Squeeze Theorem/Sequences/Complex Numbers

From ProofWiki
Jump to: navigation, search

Theorem

Let $\left \langle {a_n} \right \rangle$ be a sequence in $\R$ which is null, that is:

$a_n \to 0$ as $n \to \infty$

Let $\left \langle {z_n} \right \rangle$ be a sequence in $\C$.

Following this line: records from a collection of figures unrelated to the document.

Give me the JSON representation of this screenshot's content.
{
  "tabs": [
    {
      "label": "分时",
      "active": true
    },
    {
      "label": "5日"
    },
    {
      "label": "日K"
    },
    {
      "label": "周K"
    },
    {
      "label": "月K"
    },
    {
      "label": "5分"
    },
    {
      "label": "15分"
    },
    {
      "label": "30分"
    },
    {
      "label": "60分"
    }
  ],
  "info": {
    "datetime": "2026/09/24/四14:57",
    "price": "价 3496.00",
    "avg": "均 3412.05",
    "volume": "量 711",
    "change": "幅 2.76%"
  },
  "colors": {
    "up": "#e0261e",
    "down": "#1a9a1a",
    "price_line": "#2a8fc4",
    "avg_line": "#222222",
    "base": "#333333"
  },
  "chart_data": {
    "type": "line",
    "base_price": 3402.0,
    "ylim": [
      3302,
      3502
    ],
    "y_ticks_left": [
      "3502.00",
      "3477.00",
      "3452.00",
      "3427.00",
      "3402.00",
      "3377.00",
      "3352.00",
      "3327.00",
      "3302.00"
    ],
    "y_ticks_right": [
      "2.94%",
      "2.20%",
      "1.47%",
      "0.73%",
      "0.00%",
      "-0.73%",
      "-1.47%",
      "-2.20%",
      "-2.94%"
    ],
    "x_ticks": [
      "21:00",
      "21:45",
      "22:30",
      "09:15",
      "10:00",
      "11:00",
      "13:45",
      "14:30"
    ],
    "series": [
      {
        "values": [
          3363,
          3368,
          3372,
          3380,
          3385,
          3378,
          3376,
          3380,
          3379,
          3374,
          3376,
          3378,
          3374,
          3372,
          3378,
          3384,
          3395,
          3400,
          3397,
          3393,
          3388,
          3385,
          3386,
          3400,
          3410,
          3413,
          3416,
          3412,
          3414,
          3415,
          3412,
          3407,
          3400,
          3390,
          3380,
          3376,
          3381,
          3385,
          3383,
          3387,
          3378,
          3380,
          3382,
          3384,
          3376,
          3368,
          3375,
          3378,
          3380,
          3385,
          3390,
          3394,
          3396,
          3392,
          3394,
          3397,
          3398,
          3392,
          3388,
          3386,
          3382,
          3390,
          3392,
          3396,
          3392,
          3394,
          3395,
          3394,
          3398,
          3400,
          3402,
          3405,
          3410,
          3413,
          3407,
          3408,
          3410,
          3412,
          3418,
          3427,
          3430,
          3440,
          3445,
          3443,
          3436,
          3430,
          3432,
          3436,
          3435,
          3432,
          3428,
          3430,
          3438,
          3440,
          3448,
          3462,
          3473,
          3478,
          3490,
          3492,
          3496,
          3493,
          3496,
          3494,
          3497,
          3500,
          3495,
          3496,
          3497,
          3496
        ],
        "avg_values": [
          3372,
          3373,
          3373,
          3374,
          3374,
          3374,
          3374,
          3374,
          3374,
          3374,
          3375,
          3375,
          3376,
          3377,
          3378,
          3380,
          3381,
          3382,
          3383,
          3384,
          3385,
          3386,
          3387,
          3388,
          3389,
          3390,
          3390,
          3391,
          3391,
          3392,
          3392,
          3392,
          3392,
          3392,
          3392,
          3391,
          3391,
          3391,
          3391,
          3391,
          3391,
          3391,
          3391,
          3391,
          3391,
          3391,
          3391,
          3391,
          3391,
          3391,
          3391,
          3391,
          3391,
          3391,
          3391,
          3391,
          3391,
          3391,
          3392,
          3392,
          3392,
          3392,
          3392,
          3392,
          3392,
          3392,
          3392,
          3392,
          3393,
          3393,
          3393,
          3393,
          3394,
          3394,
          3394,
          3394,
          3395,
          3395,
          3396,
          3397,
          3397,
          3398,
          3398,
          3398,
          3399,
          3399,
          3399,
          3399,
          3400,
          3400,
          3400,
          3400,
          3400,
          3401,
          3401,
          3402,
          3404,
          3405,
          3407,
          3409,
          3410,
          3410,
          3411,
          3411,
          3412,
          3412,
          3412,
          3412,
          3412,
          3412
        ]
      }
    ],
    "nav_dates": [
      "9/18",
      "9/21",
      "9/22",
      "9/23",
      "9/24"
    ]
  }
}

Suppose $\left \langle {a_n} \right \rangle$ dominates $\left \langle {z_n} \right \rangle$.

That is, suppose that:

$\forall n \in \N: \left|{z_n}\right| \le a_n$


Then $\left \langle {z_n} \right \rangle$ is a null sequence.


Proof

In order to show that $\left \langle {z_n} \right \rangle$ is a null sequence, we want to show that:

$\forall \epsilon > 0: \exists N: \forall n > N: \left|{z_n}\right| < \epsilon$

But since $\left \langle {a_n} \right \rangle$ is a null sequence:

$\exists N: \forall n > N: a_n < \epsilon$

So, using this value of $n$, we have: $\left \vert {z_n} \right \vert \le a_n < \epsilon$

Thus $\left\langle{ z_n }\right\rangle$ is a null sequence.

$\blacksquare$


Also known as

This result is also known, in the UK in particular, as the sandwich theorem.